Obviously you and Kirk are blessed that you have experienced folks "genuinely being overworked" (just terming, your words, I mean conscientious in their roles), in your state and national parks.   I'm not about folks being overworked, I'm just about people being conscientious in their roles, and giving a good days work for a fair days pay (and accountability), as it felt it used to be more years ago.   Instead of all the bureaucracy and red tape that invariably filtrates to costing the end user/people more monies so unnecessarily in so many areas today.   

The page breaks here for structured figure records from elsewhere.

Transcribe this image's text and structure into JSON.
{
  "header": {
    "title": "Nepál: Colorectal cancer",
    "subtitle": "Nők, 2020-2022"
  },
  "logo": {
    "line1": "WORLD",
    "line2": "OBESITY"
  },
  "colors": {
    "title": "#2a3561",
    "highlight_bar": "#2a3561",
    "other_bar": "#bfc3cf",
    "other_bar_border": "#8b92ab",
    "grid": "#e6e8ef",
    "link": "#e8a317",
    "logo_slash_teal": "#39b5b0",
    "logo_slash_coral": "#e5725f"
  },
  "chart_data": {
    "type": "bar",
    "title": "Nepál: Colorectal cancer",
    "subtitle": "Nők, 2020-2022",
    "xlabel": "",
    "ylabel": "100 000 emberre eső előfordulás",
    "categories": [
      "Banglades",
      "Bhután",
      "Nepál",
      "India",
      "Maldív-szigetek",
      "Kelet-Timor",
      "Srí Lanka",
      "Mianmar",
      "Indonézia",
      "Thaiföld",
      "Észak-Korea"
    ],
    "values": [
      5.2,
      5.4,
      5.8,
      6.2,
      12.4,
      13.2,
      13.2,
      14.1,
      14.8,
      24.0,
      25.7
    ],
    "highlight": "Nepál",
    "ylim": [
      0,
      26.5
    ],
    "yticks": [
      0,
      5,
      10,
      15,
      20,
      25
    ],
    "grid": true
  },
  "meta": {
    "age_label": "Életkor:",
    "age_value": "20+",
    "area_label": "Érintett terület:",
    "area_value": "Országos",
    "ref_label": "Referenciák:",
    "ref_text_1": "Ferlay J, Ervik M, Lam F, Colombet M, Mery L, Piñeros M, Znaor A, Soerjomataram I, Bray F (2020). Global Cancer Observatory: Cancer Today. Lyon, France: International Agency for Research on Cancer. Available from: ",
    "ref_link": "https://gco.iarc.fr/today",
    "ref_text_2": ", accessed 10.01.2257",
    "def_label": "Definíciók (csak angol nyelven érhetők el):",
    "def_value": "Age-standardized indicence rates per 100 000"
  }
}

Since for our Provincial Parks they started bringing in outside companies (some of these consortiums have found a way to amass many provincial parks and they aren't even based for taxation in our province, so the profits don't even filtrate back to the people so to speak), we've seen our fees go through the roof on the profiteering side, and little concern for the general preservation/repair/renewal of the park except those areas that might directly affect "their profit margins".   By the way, many local tax payers bid as individuals for these parks of that we know for sure = Head shakes

Years ago one of our local PP, for over 12 years was run by a lovely FT RVing older couple, taxes paid in Alberta.   There was no electric or sewer hookups, it was affordable for many families to benefit, and those folks painted, cleaned, aerated, put on small events for a small coverage fee as entertainment, and did not just the immediate sites but the surrounding areas of the park further away.   They showed pride in that particular park and in turn many of us volunteered a few hours each season with clean ups because of that.   They were so helpful to campers with issues like slides stuck needing fluid they even provided, or other wise.   Now it feels its just about adding alien items to the parks to increase traffic and the charges ++++   Just saying, not all changes are for the better, and we are starting to very much question the "protect the parks for future generations".  

Irrelevant to this but same concept kind of applies:    It  just feels everything today is about profiteering more and more = don't even get me started on the hospital high parking fees, now using outside companies where none or hardly a dime of it goes back to the actual hospital.   Last thing someone needs when dealing with someone dying or in ICU, Oncology is to come out and find their vehicle towed/clamped because they ran over their paid time limit - or worse still those that can't afford to daily pay $15/20+ to park to visit their loved ones at the end of their days.   Sheesh, even our medical staff can't afford the rates, and have to park and catch shuttle buses into work.   

Certainly sounds that your National/State Parks have things more right than wrong, which is wonderful to hear Kirk.